[PATCH] D30416: [BitfieldShrinking] Shrink Bitfields load/store when the bitfields are legal to access independently

Mon Apr 24 19:36:50 PDT 2017

arsenm added inline comments.

================
Comment at: include/llvm/Target/TargetLowering.h:1908
+  virtual bool isNarrowingExpensive(EVT /*VT1*/, EVT /*VT2*/) const {
+    return true;
+  }
----------------
wmi wrote:
> arsenm wrote:
> > efriedma wrote:
> > > wmi wrote:
> > > > efriedma wrote:
> > > > > I'm not sure I see the point of this hook.  Every in-tree target has cheap i8 load/store and aligned i16 load/store operations.  And we have existing hooks to check support for misaligned operations.
> > > > > 
> > > > > If there's some case I'm not thinking of, please add an example to the comment.
> > > > It is because some testcase for amdgpu.
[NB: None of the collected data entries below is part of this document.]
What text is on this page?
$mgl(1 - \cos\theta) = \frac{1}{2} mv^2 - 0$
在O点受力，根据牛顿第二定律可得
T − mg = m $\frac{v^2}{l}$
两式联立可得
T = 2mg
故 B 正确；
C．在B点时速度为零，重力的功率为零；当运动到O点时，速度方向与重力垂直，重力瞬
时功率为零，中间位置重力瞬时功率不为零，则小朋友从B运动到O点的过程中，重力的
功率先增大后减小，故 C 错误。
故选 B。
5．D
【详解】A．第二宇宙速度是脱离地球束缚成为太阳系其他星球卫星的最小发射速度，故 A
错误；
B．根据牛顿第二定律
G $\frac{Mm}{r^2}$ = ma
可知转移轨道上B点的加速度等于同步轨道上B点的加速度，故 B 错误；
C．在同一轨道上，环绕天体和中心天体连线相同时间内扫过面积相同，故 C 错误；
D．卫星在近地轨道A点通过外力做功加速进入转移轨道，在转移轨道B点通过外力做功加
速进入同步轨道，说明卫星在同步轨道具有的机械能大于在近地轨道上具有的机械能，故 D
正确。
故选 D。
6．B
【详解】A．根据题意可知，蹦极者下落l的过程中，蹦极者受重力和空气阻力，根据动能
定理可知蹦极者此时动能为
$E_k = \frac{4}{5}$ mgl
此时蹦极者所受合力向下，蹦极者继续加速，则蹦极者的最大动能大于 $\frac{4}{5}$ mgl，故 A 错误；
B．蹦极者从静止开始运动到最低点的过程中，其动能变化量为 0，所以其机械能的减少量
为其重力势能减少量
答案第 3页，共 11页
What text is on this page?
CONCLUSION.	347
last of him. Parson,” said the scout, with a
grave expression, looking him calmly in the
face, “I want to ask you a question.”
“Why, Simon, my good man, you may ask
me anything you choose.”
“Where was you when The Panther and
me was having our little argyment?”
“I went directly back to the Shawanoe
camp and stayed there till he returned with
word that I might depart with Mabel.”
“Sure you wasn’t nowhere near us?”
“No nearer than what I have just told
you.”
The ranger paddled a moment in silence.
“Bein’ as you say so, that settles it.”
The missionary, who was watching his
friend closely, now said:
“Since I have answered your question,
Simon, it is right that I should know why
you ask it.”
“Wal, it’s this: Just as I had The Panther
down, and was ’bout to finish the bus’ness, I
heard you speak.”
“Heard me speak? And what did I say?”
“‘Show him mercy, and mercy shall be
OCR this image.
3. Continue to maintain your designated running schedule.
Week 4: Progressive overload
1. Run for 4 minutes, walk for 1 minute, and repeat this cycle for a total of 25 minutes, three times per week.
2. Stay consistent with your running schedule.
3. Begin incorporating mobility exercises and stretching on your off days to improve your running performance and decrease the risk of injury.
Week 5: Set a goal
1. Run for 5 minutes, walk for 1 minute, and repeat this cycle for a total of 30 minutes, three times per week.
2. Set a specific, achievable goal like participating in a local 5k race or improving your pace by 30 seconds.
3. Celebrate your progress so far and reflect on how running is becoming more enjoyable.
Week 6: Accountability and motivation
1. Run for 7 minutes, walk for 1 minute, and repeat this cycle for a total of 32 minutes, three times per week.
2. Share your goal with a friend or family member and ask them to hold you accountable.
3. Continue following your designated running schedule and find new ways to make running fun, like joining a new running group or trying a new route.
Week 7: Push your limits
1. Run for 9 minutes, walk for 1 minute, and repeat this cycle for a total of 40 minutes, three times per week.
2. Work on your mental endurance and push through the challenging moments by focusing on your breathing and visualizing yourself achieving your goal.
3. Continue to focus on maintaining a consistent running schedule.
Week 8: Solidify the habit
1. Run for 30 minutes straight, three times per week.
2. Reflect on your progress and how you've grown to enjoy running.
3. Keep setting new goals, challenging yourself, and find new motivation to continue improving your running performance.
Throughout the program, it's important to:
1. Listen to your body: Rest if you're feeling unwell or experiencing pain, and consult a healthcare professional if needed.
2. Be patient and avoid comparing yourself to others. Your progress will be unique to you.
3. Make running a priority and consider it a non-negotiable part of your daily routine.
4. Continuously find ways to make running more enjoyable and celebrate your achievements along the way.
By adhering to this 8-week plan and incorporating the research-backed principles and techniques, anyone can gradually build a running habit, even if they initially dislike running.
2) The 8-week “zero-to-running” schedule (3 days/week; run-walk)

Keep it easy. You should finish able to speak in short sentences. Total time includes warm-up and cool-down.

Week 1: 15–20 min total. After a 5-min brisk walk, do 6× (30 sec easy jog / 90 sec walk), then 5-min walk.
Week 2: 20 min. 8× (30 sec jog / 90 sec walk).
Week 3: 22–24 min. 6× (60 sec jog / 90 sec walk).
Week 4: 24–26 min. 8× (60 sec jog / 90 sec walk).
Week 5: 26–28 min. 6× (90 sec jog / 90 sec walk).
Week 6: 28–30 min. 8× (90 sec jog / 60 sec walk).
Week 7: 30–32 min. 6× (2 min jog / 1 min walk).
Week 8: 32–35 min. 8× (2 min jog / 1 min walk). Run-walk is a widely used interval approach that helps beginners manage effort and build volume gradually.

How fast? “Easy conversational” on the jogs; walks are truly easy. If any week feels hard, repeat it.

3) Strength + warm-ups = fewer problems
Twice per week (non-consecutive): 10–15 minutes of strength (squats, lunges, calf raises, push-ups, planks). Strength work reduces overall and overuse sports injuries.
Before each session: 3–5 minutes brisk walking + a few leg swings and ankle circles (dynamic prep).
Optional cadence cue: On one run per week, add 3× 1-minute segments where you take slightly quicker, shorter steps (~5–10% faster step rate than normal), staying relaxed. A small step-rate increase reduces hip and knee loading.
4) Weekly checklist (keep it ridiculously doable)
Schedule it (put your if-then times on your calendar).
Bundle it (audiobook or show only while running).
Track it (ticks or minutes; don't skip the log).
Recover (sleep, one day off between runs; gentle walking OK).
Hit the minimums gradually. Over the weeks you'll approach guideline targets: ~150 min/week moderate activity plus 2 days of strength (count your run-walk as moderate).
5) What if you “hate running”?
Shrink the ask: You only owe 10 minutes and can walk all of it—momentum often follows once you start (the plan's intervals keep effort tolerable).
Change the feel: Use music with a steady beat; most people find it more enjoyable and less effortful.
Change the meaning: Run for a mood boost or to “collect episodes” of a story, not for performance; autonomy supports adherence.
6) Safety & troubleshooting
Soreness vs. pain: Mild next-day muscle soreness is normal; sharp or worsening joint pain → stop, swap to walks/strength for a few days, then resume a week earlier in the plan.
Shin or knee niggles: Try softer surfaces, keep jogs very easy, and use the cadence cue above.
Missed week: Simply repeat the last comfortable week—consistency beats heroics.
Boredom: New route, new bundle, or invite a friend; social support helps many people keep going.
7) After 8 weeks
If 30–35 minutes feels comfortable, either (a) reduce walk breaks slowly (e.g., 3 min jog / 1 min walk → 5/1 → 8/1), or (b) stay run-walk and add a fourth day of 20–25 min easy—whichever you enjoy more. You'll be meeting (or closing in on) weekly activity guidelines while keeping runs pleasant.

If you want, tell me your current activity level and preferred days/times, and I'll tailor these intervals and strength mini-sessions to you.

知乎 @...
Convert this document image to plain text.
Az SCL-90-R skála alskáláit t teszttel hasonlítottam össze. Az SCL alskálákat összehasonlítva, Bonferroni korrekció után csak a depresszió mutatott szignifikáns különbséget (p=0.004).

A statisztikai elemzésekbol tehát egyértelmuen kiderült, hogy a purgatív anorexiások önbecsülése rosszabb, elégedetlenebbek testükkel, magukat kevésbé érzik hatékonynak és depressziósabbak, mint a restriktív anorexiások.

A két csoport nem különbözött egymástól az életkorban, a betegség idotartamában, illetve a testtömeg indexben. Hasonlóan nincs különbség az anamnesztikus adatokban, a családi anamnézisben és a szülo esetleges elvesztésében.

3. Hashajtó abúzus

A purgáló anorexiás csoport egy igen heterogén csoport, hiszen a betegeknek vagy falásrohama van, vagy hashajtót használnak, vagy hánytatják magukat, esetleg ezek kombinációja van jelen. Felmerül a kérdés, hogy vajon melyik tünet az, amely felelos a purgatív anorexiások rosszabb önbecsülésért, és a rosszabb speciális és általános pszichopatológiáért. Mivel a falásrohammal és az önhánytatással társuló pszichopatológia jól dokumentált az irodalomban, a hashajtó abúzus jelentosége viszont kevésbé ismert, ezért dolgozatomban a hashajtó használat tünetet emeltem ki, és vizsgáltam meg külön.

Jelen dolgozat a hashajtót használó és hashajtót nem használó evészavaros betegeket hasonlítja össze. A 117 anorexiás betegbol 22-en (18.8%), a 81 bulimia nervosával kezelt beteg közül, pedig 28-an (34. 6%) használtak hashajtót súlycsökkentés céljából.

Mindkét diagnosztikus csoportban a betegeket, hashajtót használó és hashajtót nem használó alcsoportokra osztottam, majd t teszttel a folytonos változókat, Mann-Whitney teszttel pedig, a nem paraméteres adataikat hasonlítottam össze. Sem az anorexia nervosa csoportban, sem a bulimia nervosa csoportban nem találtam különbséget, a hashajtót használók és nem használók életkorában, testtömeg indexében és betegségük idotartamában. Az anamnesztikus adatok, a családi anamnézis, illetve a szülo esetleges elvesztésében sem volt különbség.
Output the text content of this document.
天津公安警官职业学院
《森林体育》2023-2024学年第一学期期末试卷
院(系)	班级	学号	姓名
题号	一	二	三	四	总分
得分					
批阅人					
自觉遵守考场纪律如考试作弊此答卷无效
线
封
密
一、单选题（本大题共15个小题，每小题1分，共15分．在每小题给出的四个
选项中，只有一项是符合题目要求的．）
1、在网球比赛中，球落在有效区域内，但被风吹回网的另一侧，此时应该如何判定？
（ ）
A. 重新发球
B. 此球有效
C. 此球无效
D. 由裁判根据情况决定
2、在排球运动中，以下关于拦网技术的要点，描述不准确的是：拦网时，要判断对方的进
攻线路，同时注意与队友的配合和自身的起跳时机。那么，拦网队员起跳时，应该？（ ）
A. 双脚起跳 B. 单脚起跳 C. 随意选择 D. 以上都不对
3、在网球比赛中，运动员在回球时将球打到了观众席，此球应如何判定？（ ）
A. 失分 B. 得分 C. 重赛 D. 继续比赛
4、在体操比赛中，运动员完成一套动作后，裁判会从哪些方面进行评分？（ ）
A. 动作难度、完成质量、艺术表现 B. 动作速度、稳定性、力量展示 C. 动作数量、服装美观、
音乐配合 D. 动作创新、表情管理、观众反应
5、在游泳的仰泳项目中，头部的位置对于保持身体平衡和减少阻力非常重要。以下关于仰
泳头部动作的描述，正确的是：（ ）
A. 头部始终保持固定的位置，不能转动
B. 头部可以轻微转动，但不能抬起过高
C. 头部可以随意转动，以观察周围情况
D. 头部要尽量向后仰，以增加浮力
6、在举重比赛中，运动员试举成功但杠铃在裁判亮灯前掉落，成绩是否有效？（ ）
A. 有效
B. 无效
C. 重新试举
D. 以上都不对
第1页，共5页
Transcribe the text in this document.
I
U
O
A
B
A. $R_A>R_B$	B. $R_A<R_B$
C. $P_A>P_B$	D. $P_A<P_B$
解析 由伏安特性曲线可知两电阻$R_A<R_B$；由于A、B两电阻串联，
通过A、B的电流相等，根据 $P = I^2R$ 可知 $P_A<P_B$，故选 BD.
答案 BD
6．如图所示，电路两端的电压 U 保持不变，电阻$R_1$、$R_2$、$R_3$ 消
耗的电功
Like the testcase below:
> > > > 
> > > > define void @s_sext_in_reg_i1_i16(i16 addrspace(1)* %out, i32 addrspace(2)* %ptr) #0 {
> > > >   %ld = load i32, i32 addrspace(2)* %ptr
> > > >   %in = trunc i32 %ld to i16
> > > >   %shl = shl i16 %in, 15
> > > >   %sext = ashr i16 %shl, 15
> > > >   store i16 %sext, i16 addrspace(1)* %out
> > > >   ret void
> > > > }
> > > > 
> > > > code with the patch:
> > > > 	s_load_dwordx2 s[4:5], s[0:1], 0x9
> > > > 	s_load_dwordx2 s[0:1], s[0:1], 0xb
> > > > 	s_mov_b32 s7, 0xf000
> > > > 	s_mov_b32 s6, -1
> > > > 	s_mov_b32 s2, s6
> > > > 	s_mov_b32 s3, s7
> > > > 	s_waitcnt lgkmcnt(0)
> > > > 	buffer_load_ushort v0, off, s[0:3], 0
> > > > 	s_waitcnt vmcnt(0)
> > > > 	v_bfe_i32 v0, v0, 0, 1
> > > > 	buffer_store_short v0, off, s[4:7], 0
> > > > 	s_endpgm
> > > > 
> > > > code without the patch:
> > > > 	s_load_dwordx2 s[4:5], s[0:1], 0x9
> > > > 	s_load_dwordx2 s[0:1], s[0:1], 0xb
> > > > 	s_mov_b32 s7, 0xf000
> > > > 	s_mov_b32 s6, -1
> > > > 	s_waitcnt lgkmcnt(0)
> > > > 	s_load_dword s0, s[0:1], 0x0
> > > > 	s_waitcnt lgkmcnt(0)
> > > > 	s_bfe_i32 s0, s0, 0x10000
> > > > 	v_mov_b32_e32 v0, s0
> > > > 	buffer_store_short v0, off, s[4:7], 0
> > > > 	s_endpgm
> > > > 
> > > > amdgpu codegen chooses to use buffer_load_short instead of s_load_dword and generates longer code sequence. I know almost nothing about amdgpu so I simply add the hook and only focus on the architectures I am more faimiliar with before the patch becomes in better shape and stable. 
> > > > 
> > > Huh, GPU targets are weird like that.  I would still rather turn it off for amdgpu, as opposed to leaving it off by default.
> > 32-bit loads should not be reduced to a shorter width. Using a buffer_load_ushort is definitely worse than using s_load_dword. There is a target hook that is supposed to avoid reducing load widths like this
> Matt, thanks for the explanation.
> 
> I guess the hook is isNarrowingProfitable. However, the hook I need is a little different. I need to know whether narrowing is expensive enough. isNarrowingProfitable on x86 shows i32 --> i16 is not profitable, maybe slightly harmful, but it is not quite harmful, and the benefit to do narrowing may outweigh the cost.
The hook I was thinking of was shouldReduceLoadWidth. s_load_dword uses a different cache with much faster access than the buffer instruction if it can be used

Repository:
  rL LLVM

https://reviews.llvm.org/D30416